John A. Sutter had Lansford W. Hastings and John Bidwell lay out the town in 1844, south of his embarcadero on a low bluff overlooking the Sacramento River. In exchange, Hastings and Bidwell both received a share of the lots. It was in this settlement that George Zins built one of the first brick structures in California, in 1847. When the town of Sacramento developed at his embarcadero, Sutterville fell into decline. The Sutterville post office operated from 1855 to 1860. Sutterville was the site of Camp Union, a major California Volunteer training camp during the American Civil War.

Sutterville is also California Historical Landmark #593.

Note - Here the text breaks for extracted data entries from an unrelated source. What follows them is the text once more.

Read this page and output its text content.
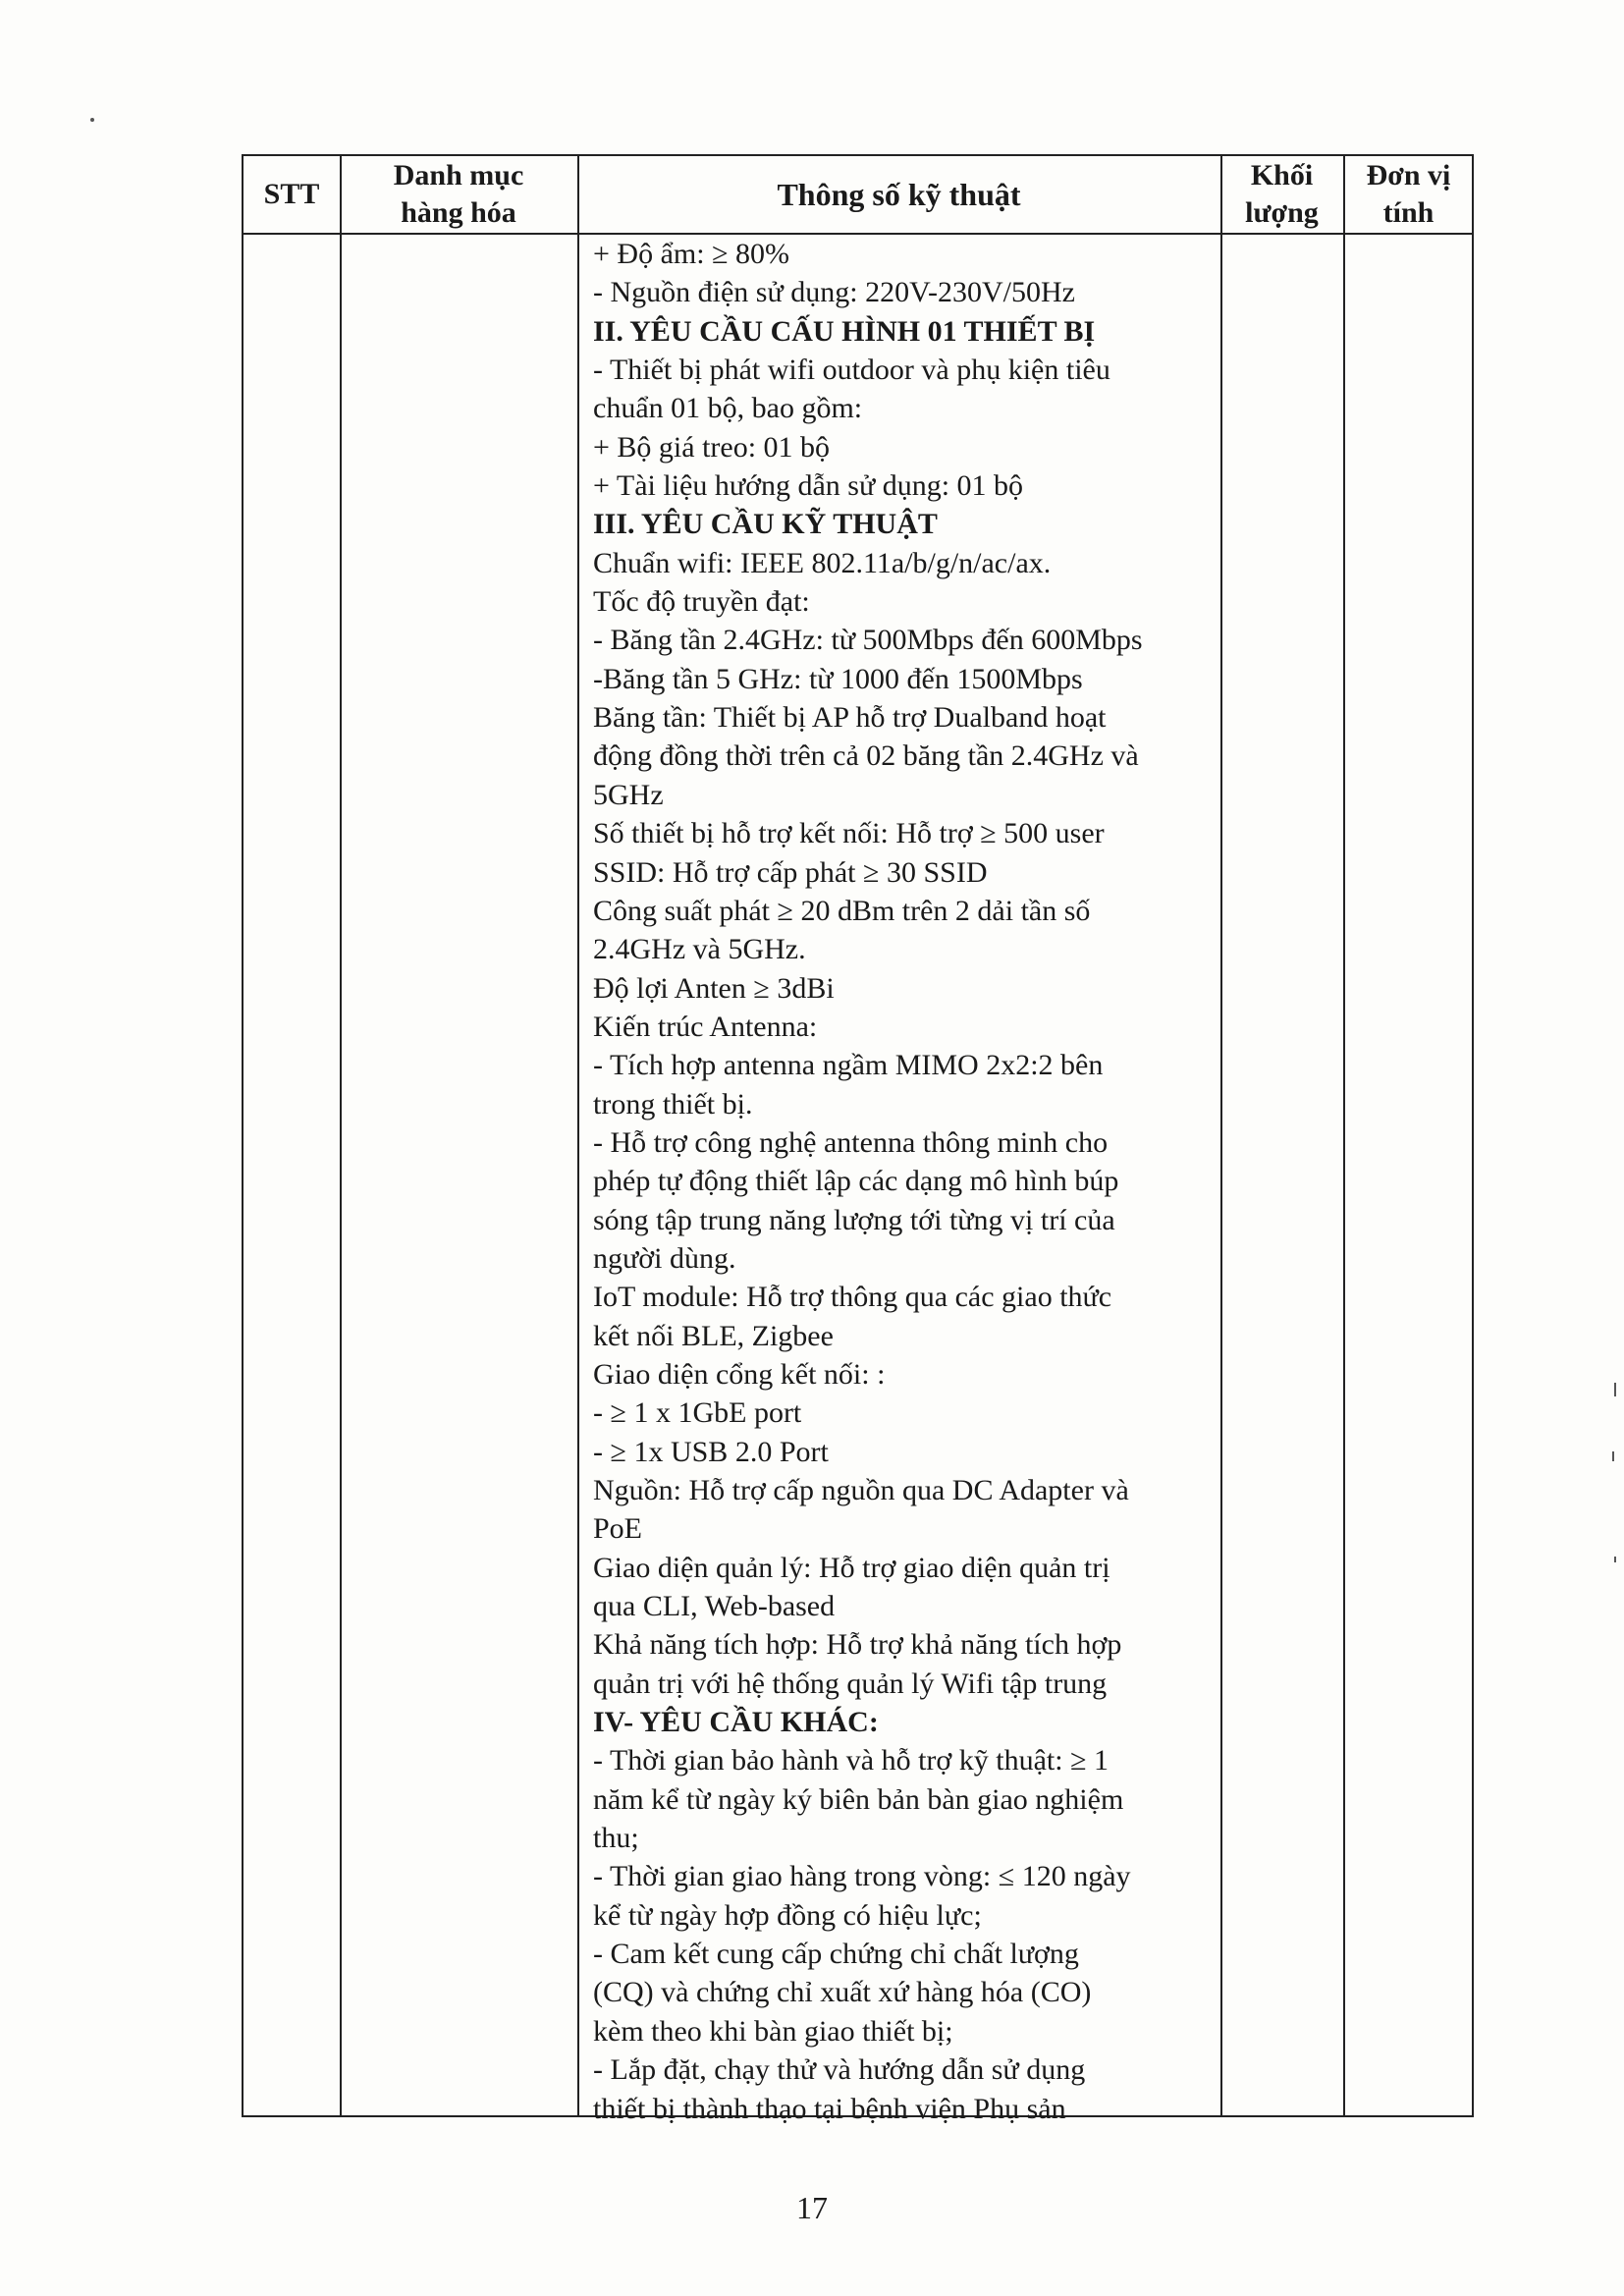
STT
Danh mục
hàng hóa
Thông số kỹ thuật
Khối
lượng
Đơn vị
tính
+ Độ ẩm: ≥ 80%
- Nguồn điện sử dụng: 220V-230V/50Hz
II. YÊU CẦU CẤU HÌNH 01 THIẾT BỊ
- Thiết bị phát wifi outdoor và phụ kiện tiêu
chuẩn 01 bộ, bao gồm:
+ Bộ giá treo: 01 bộ
+ Tài liệu hướng dẫn sử dụng: 01 bộ
III. YÊU CẦU KỸ THUẬT
Chuẩn wifi: IEEE 802.11a/b/g/n/ac/ax.
Tốc độ truyền đạt:
- Băng tần 2.4GHz: từ 500Mbps đến 600Mbps
-Băng tần 5 GHz: từ 1000 đến 1500Mbps
Băng tần: Thiết bị AP hỗ trợ Dualband hoạt
động đồng thời trên cả 02 băng tần 2.4GHz và
5GHz
Số thiết bị hỗ trợ kết nối: Hỗ trợ ≥ 500 user
SSID: Hỗ trợ cấp phát ≥ 30 SSID
Công suất phát ≥ 20 dBm trên 2 dải tần số
2.4GHz và 5GHz.
Độ lợi Anten ≥ 3dBi
Kiến trúc Antenna:
- Tích hợp antenna ngầm MIMO 2x2:2 bên
trong thiết bị.
- Hỗ trợ công nghệ antenna thông minh cho
phép tự động thiết lập các dạng mô hình búp
sóng tập trung năng lượng tới từng vị trí của
người dùng.
IoT module: Hỗ trợ thông qua các giao thức
kết nối BLE, Zigbee
Giao diện cổng kết nối: :
- ≥ 1 x 1GbE port
- ≥ 1x USB 2.0 Port
Nguồn: Hỗ trợ cấp nguồn qua DC Adapter và
PoE
Giao diện quản lý: Hỗ trợ giao diện quản trị
qua CLI, Web-based
Khả năng tích hợp: Hỗ trợ khả năng tích hợp
quản trị với hệ thống quản lý Wifi tập trung
IV- YÊU CẦU KHÁC:
- Thời gian bảo hành và hỗ trợ kỹ thuật: ≥ 1
năm kể từ ngày ký biên bản bàn giao nghiệm
thu;
- Thời gian giao hàng trong vòng: ≤ 120 ngày
kể từ ngày hợp đồng có hiệu lực;
- Cam kết cung cấp chứng chỉ chất lượng
(CQ) và chứng chỉ xuất xứ hàng hóa (CO)
kèm theo khi bàn giao thiết bị;
- Lắp đặt, chạy thử và hướng dẫn sử dụng
thiết bị thành thạo tại bệnh viện Phụ sản
17
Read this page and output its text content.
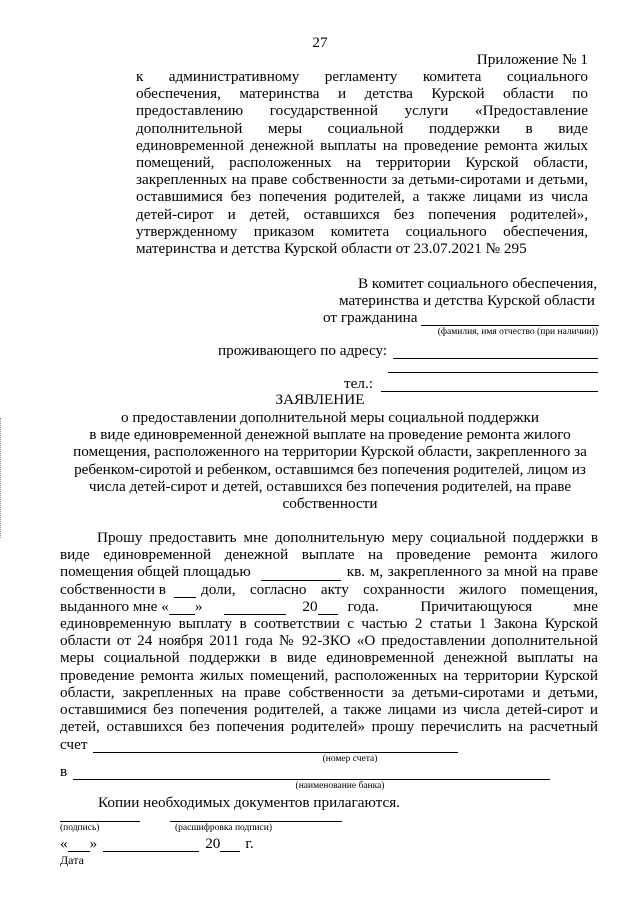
27
Приложение № 1
к административному регламенту комитета социального
обеспечения, материнства и детства Курской области по
предоставлению государственной услуги «Предоставление
дополнительной меры социальной поддержки в виде
единовременной денежной выплаты на проведение ремонта жилых
помещений, расположенных на территории Курской области,
закрепленных на праве собственности за детьми-сиротами и детьми,
оставшимися без попечения родителей, а также лицами из числа
детей-сирот и детей, оставшихся без попечения родителей»,
утвержденному приказом комитета социального обеспечения,
материнства и детства Курской области от 23.07.2021 № 295
В комитет социального обеспечения,
материнства и детства Курской области
от гражданина
(фамилия, имя отчество (при наличии))
проживающего по адресу:
тел.:
ЗАЯВЛЕНИЕ
о предоставлении дополнительной меры социальной поддержки
в виде единовременной денежной выплате на проведение ремонта жилого
помещения, расположенного на территории Курской области, закрепленного за
ребенком-сиротой и ребенком, оставшимся без попечения родителей, лицом из
числа детей-сирот и детей, оставшихся без попечения родителей, на праве
собственности
Прошу предоставить мне дополнительную меру социальной поддержки в
виде единовременной денежной выплате на проведение ремонта жилого
помещения общей площадью	кв. м, закрепленного за мной на праве
собственности в доли, согласно акту сохранности жилого помещения,
выданного мне « »	20 года. Причитающуюся мне
единовременную выплату в соответствии с частью 2 статьи 1 Закона Курской
области от 24 ноября 2011 года № 92-ЗКО «О предоставлении дополнительной
меры социальной поддержки в виде единовременной денежной выплаты на
проведение ремонта жилых помещений, расположенных на территории Курской
области, закрепленных на праве собственности за детьми-сиротами и детьми,
оставшимися без попечения родителей, а также лицами из числа детей-сирот и
детей, оставшихся без попечения родителей» прошу перечислить на расчетный
счет
(номер счета)
в
(наименование банка)
Копии необходимых документов прилагаются.
(подпись)	(расшифровка подписи)
« »	20 г.
Дата
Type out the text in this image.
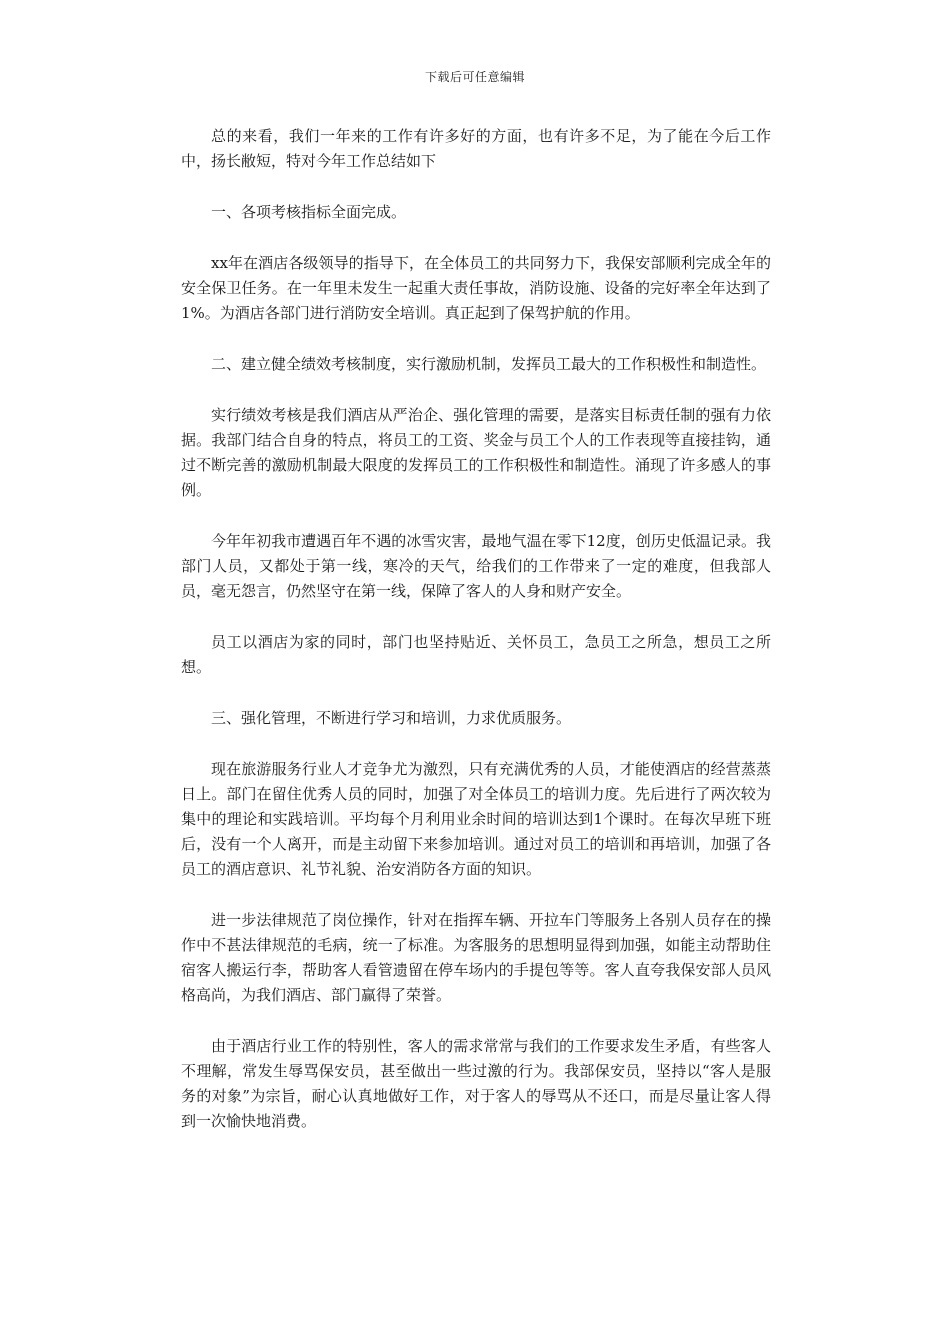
下载后可任意编辑

总的来看，我们一年来的工作有许多好的方面，也有许多不足，为了能在今后工作中，扬长敝短，特对今年工作总结如下

一、各项考核指标全面完成。

xx年在酒店各级领导的指导下，在全体员工的共同努力下，我保安部顺利完成全年的安全保卫任务。在一年里未发生一起重大责任事故，消防设施、设备的完好率全年达到了1%。为酒店各部门进行消防安全培训。真正起到了保驾护航的作用。

二、建立健全绩效考核制度，实行激励机制，发挥员工最大的工作积极性和制造性。

实行绩效考核是我们酒店从严治企、强化管理的需要，是落实目标责任制的强有力依据。我部门结合自身的特点，将员工的工资、奖金与员工个人的工作表现等直接挂钩，通过不断完善的激励机制最大限度的发挥员工的工作积极性和制造性。涌现了许多感人的事例。

今年年初我市遭遇百年不遇的冰雪灾害，最地气温在零下12度，创历史低温记录。我部门人员，又都处于第一线，寒冷的天气，给我们的工作带来了一定的难度，但我部人员，毫无怨言，仍然坚守在第一线，保障了客人的人身和财产安全。

员工以酒店为家的同时，部门也坚持贴近、关怀员工，急员工之所急，想员工之所想。

三、强化管理，不断进行学习和培训，力求优质服务。

现在旅游服务行业人才竞争尤为激烈，只有充满优秀的人员，才能使酒店的经营蒸蒸日上。部门在留住优秀人员的同时，加强了对全体员工的培训力度。先后进行了两次较为集中的理论和实践培训。平均每个月利用业余时间的培训达到1个课时。在每次早班下班后，没有一个人离开，而是主动留下来参加培训。通过对员工的培训和再培训，加强了各员工的酒店意识、礼节礼貌、治安消防各方面的知识。

进一步法律规范了岗位操作，针对在指挥车辆、开拉车门等服务上各别人员存在的操作中不甚法律规范的毛病，统一了标准。为客服务的思想明显得到加强，如能主动帮助住宿客人搬运行李，帮助客人看管遗留在停车场内的手提包等等。客人直夸我保安部人员风格高尚，为我们酒店、部门赢得了荣誉。

由于酒店行业工作的特别性，客人的需求常常与我们的工作要求发生矛盾，有些客人不理解，常发生辱骂保安员，甚至做出一些过激的行为。我部保安员，坚持以“客人是服务的对象”为宗旨，耐心认真地做好工作，对于客人的辱骂从不还口，而是尽量让客人得到一次愉快地消费。
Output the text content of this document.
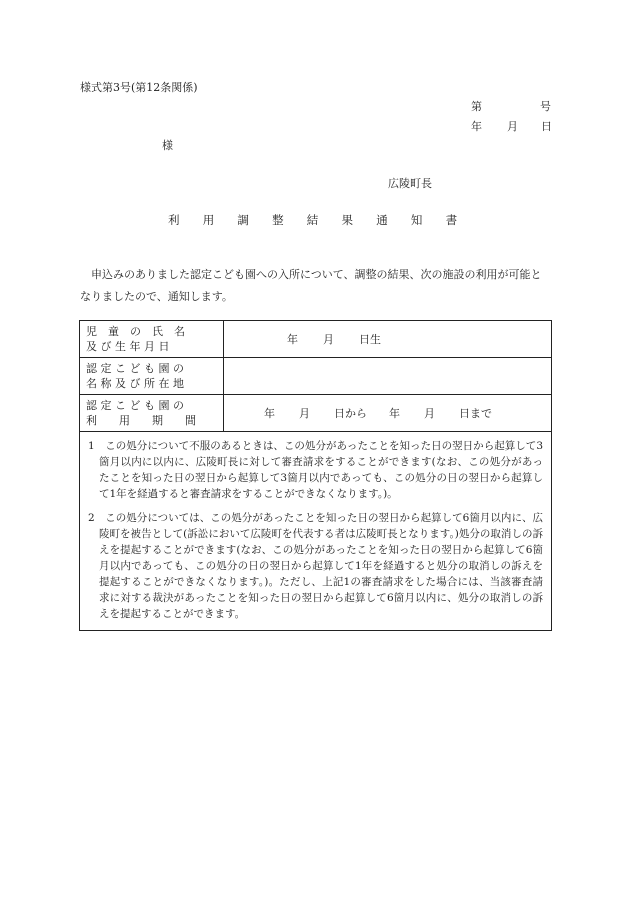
様式第3号(第12条関係)
第	号
年 月 日
様
広陵町長
利用調整結果通知書
申込みのありました認定こども園への入所について、調整の結果、次の施設の利用が可能となりましたので、通知します。
児　童　の　氏　名
及 び 生 年 月 日	年 月 日生

認 定 こ ど も 園 の
名 称 及 び 所 在 地	

認 定 こ ど も 園 の
利　　用　　期　　間	年 月 日から 年 月 日まで

1　この処分について不服のあるときは、この処分があったことを知った日の翌日から起算して3箇月以内に以内に、広陵町長に対して審査請求をすることができます(なお、この処分があったことを知った日の翌日から起算して3箇月以内であっても、この処分の日の翌日から起算して1年を経過すると審査請求をすることができなくなります。)。
2　この処分については、この処分があったことを知った日の翌日から起算して6箇月以内に、広陵町を被告として(訴訟において広陵町を代表する者は広陵町長となります。)処分の取消しの訴えを提起することができます(なお、この処分があったことを知った日の翌日から起算して6箇月以内であっても、この処分の日の翌日から起算して1年を経過すると処分の取消しの訴えを提起することができなくなります。)。ただし、上記1の審査請求をした場合には、当該審査請求に対する裁決があったことを知った日の翌日から起算して6箇月以内に、処分の取消しの訴えを提起することができます。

William Land was the mayor of Sacramento during 1898 and 1899. He was the wealthiest man in Sacramento. After his death in 1911, his will and testament bequeathed $450,000 to Sutterville. Of this amount, $250,000 was to be used for a Sacramento public park. Of the $250,000 the city received, the city purchased 238 acres of land at Sutterville for a park in 1918, in what was called Sutterville. The 238 acres of land is now the William Land Regional Park, Land Park Playground, and William Land Golf Course. The William Land Park is bordered by Sutterville Road to the south, Freeport Boulevard to the east, 13th Avenue to the north, and Land Park Drive to the west. The Sacramento Zoo is adjacent to the park.